Kristin M. Mickelson University of Minnesota, Morris
Areas of specialization
Areas of interest
My research focuses on metaphysical issues related to free will--including mental causation, personal identity, and natural laws. I also work on the logic & modal semantics used to formalize standard arguments for free will. In my view, the limits of classically-based logics have led philosophers to conflate substantively different arguments and views. By introducing a key distinction between explanatory and non-explanatory free-will views along with a logic that can handle entailment claims between these views, I clarify the overall dialectic of the free-will debate. The end results? Every argument for the positive, explanatory view that deterministic laws undermine free will depends on a best-explanation argument. This means, for example, that standard deductive versions of the Consequence Argument have a substantively weaker (negative, non-explanatory) conclusion than is commonly supposed.
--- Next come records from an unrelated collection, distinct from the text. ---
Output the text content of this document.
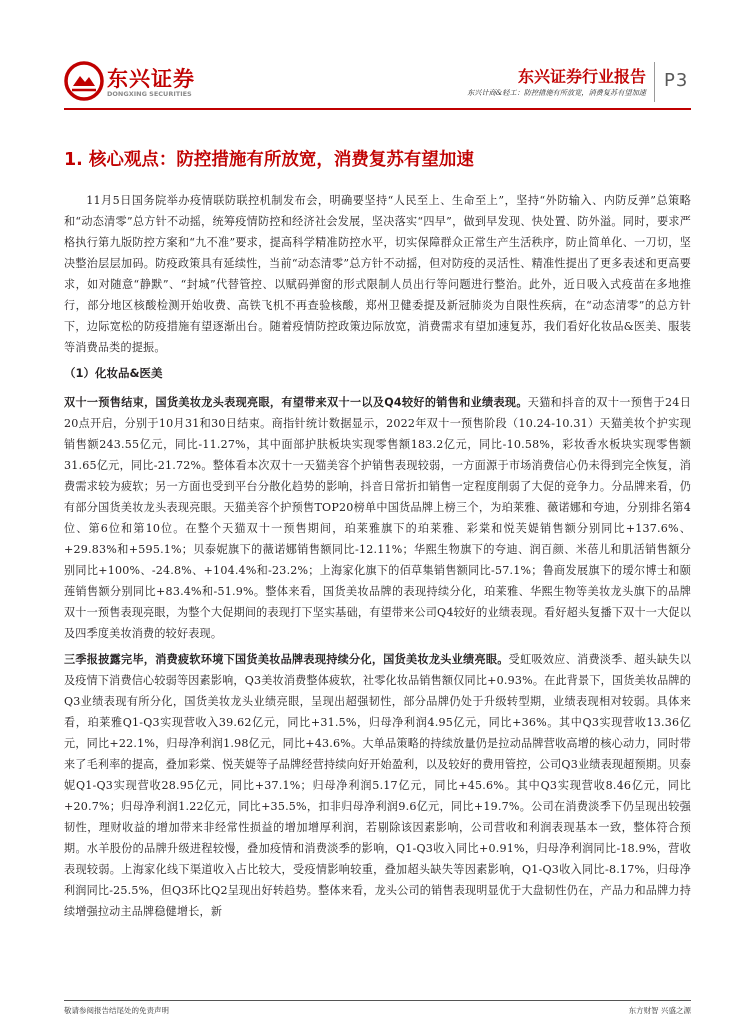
东兴证券
DONGXING SECURITIES
东兴证券行业报告
东兴计商&轻工：防控措施有所放宽，消费复苏有望加速
P3
1. 核心观点：防控措施有所放宽，消费复苏有望加速

11月5日国务院举办疫情联防联控机制发布会，明确要坚持“人民至上、生命至上”，坚持“外防输入、内防反弹”总策略和“动态清零”总方针不动摇，统筹疫情防控和经济社会发展，坚决落实“四早”，做到早发现、快处置、防外溢。同时，要求严格执行第九版防控方案和“九不准”要求，提高科学精准防控水平，切实保障群众正常生产生活秩序，防止简单化、一刀切，坚决整治层层加码。防疫政策具有延续性，当前“动态清零”总方针不动摇，但对防疫的灵活性、精准性提出了更多表述和更高要求，如对随意“静默”、“封城”代替管控、以赋码弹窗的形式限制人员出行等问题进行整治。此外，近日吸入式疫苗在多地推行，部分地区核酸检测开始收费、高铁飞机不再查验核酸，郑州卫健委提及新冠肺炎为自限性疾病，在“动态清零”的总方针下，边际宽松的防疫措施有望逐渐出台。随着疫情防控政策边际放宽，消费需求有望加速复苏，我们看好化妆品&医美、服装等消费品类的提振。

（1）化妆品&医美

双十一预售结束，国货美妆龙头表现亮眼，有望带来双十一以及Q4较好的销售和业绩表现。天猫和抖音的双十一预售于24日20点开启，分别于10月31和30日结束。商指针统计数据显示，2022年双十一预售阶段（10.24-10.31）天猫美妆个护实现销售额243.55亿元，同比-11.27%，其中面部护肤板块实现零售额183.2亿元，同比-10.58%，彩妆香水板块实现零售额31.65亿元，同比-21.72%。整体看本次双十一天猫美容个护销售表现较弱，一方面源于市场消费信心仍未得到完全恢复，消费需求较为疲软；另一方面也受到平台分散化趋势的影响，抖音日常折扣销售一定程度削弱了大促的竞争力。分品牌来看，仍有部分国货美妆龙头表现亮眼。天猫美容个护预售TOP20榜单中国货品牌上榜三个，为珀莱雅、薇诺娜和夸迪，分别排名第4位、第6位和第10位。在整个天猫双十一预售期间，珀莱雅旗下的珀莱雅、彩棠和悦芙媞销售额分别同比+137.6%、+29.83%和+595.1%；贝泰妮旗下的薇诺娜销售额同比-12.11%；华熙生物旗下的夸迪、润百颜、米蓓儿和肌活销售额分别同比+100%、-24.8%、+104.4%和-23.2%；上海家化旗下的佰草集销售额同比-57.1%；鲁商发展旗下的瑷尔博士和颐莲销售额分别同比+83.4%和-51.9%。整体来看，国货美妆品牌的表现持续分化，珀莱雅、华熙生物等美妆龙头旗下的品牌双十一预售表现亮眼，为整个大促期间的表现打下坚实基础，有望带来公司Q4较好的业绩表现。看好超头复播下双十一大促以及四季度美妆消费的较好表现。

三季报披露完毕，消费疲软环境下国货美妆品牌表现持续分化，国货美妆龙头业绩亮眼。受虹吸效应、消费淡季、超头缺失以及疫情下消费信心较弱等因素影响，Q3美妆消费整体疲软，社零化妆品销售额仅同比+0.93%。在此背景下，国货美妆品牌的Q3业绩表现有所分化，国货美妆龙头业绩亮眼，呈现出超强韧性，部分品牌仍处于升级转型期，业绩表现相对较弱。具体来看，珀莱雅Q1-Q3实现营收入39.62亿元，同比+31.5%，归母净利润4.95亿元，同比+36%。其中Q3实现营收13.36亿元，同比+22.1%，归母净利润1.98亿元，同比+43.6%。大单品策略的持续放量仍是拉动品牌营收高增的核心动力，同时带来了毛利率的提高，叠加彩棠、悦芙媞等子品牌经营持续向好开始盈利，以及较好的费用管控，公司Q3业绩表现超预期。贝泰妮Q1-Q3实现营收28.95亿元，同比+37.1%；归母净利润5.17亿元，同比+45.6%。其中Q3实现营收8.46亿元，同比+20.7%；归母净利润1.22亿元，同比+35.5%，扣非归母净利润9.6亿元，同比+19.7%。公司在消费淡季下仍呈现出较强韧性，理财收益的增加带来非经常性损益的增加增厚利润，若剔除该因素影响，公司营收和利润表现基本一致，整体符合预期。水羊股份的品牌升级进程较慢，叠加疫情和消费淡季的影响，Q1-Q3收入同比+0.91%，归母净利润同比-18.9%，营收表现较弱。上海家化线下渠道收入占比较大，受疫情影响较重，叠加超头缺失等因素影响，Q1-Q3收入同比-8.17%，归母净利润同比-25.5%，但Q3环比Q2呈现出好转趋势。整体来看，龙头公司的销售表现明显优于大盘韧性仍在，产品力和品牌力持续增强拉动主品牌稳健增长，新

敬请参阅报告结尾处的免责声明	东方财智 兴盛之源
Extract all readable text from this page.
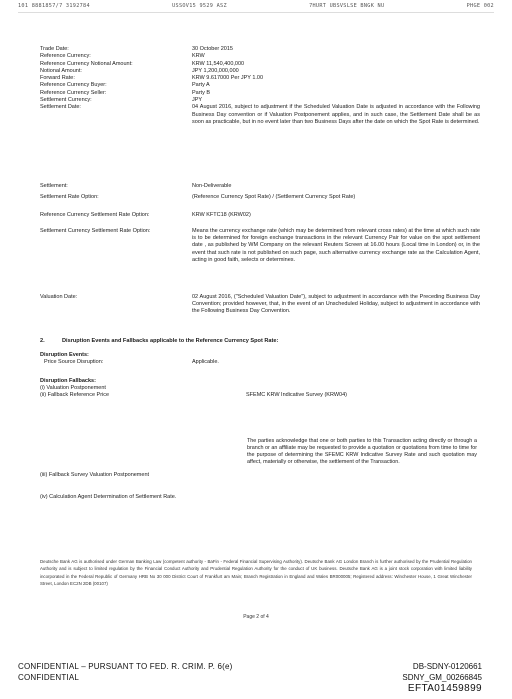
101 8881857/7 3192784	USSOV15 9529 ASZ	7HURT UBSVSLSE BNGK NU	PHGE 002
Trade Date:	30 October 2015
Reference Currency:	KRW
Reference Currency Notional Amount:	KRW 11,540,400,000
Notional Amount:	JPY 1,200,000,000
Forward Rate:	KRW 9.617000 Per JPY 1.00
Reference Currency Buyer:	Party A
Reference Currency Seller:	Party B
Settlement Currency:	JPY
Settlement Date:	04 August 2016, subject to adjustment if the Scheduled Valuation Date is adjusted in accordance with the Following Business Day convention or if Valuation Postponement applies, and in such case, the Settlement Date shall be as soon as practicable, but in no event later than two Business Days after the date on which the Spot Rate is determined.
Settlement:	Non-Deliverable
Settlement Rate Option:	(Reference Currency Spot Rate) / (Settlement Currency Spot Rate)
Reference Currency Settlement Rate Option:	KRW KFTC18 (KRW02)
Settlement Currency Settlement Rate Option:	Means the currency exchange rate (which may be determined from relevant cross rates) at the time at which such rate is to be determined for foreign exchange transactions in the relevant Currency Pair for value on the spot settlement date , as published by WM Company on the relevant Reuters Screen at 16.00 hours (Local time in London) or, in the event that such rate is not published on such page, such alternative currency exchange rate as the Calculation Agent, acting in good faith, selects or determines.
Valuation Date:	02 August 2016, ("Scheduled Valuation Date"), subject to adjustment in accordance with the Preceding Business Day Convention; provided however, that, in the event of an Unscheduled Holiday, subject to adjustment in accordance with the Following Business Day Convention.
2.	Disruption Events and Fallbacks applicable to the Reference Currency Spot Rate:
Disruption Events:
Price Source Disruption:	Applicable.
Disruption Fallbacks:
(i) Valuation Postponement
(ii) Fallback Reference Price	SFEMC KRW Indicative Survey (KRW04)
The parties acknowledge that one or both parties to this Transaction acting directly or through a branch or an affiliate may be requested to provide a quotation or quotations from time to time for the purpose of determining the SFEMC KRW Indicative Survey Rate and such quotation may affect, materially or otherwise, the settlement of the Transaction.
(iii) Fallback Survey Valuation Postponement
(iv) Calculation Agent Determination of Settlement Rate.
Deutsche Bank AG is authorised under German Banking Law (competent authority - BaFin - Federal Financial Supervising Authority). Deutsche Bank AG London Branch is further authorised by the Prudential Regulation Authority and is subject to limited regulation by the Financial Conduct Authority and Prudential Regulation Authority for the conduct of UK business. Deutsche Bank AG is a joint stock corporation with limited liability incorporated in the Federal Republic of Germany HRB No 30 000 District Court of Frankfurt am Main; Branch Registration in England and Wales BR000005; Registered address: Winchester House, 1 Great Winchester Street, London EC2N 2DB (00107)
Page 2 of 4
CONFIDENTIAL – PURSUANT TO FED. R. CRIM. P. 6(e)
CONFIDENTIAL
DB-SDNY-0120661
SDNY_GM_00266845
EFTA01459899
Once our attention turns to best-explanation arguments, it seems that proponents of the view that deterministic laws pose a threat to free will carry the burden of showing that constitutive luck is NOT sufficient to undermine free will. But how can this burden be met without showing that free will is possible in universes at which determinism is false--that is, without defending a broadly libertarian view of free will? Those who reject libertarianism, I argue, should accept that the fundamental threat to free will is constitutive luck, which has nothing to do with the diachronic evolution of the universe. In short, once the logical structures of standard arguments for incompatibilism are clear, it seems that these arguments are best understood as arguments *for* free-will impossibilism and *against* the view that deterministic laws undermine free will.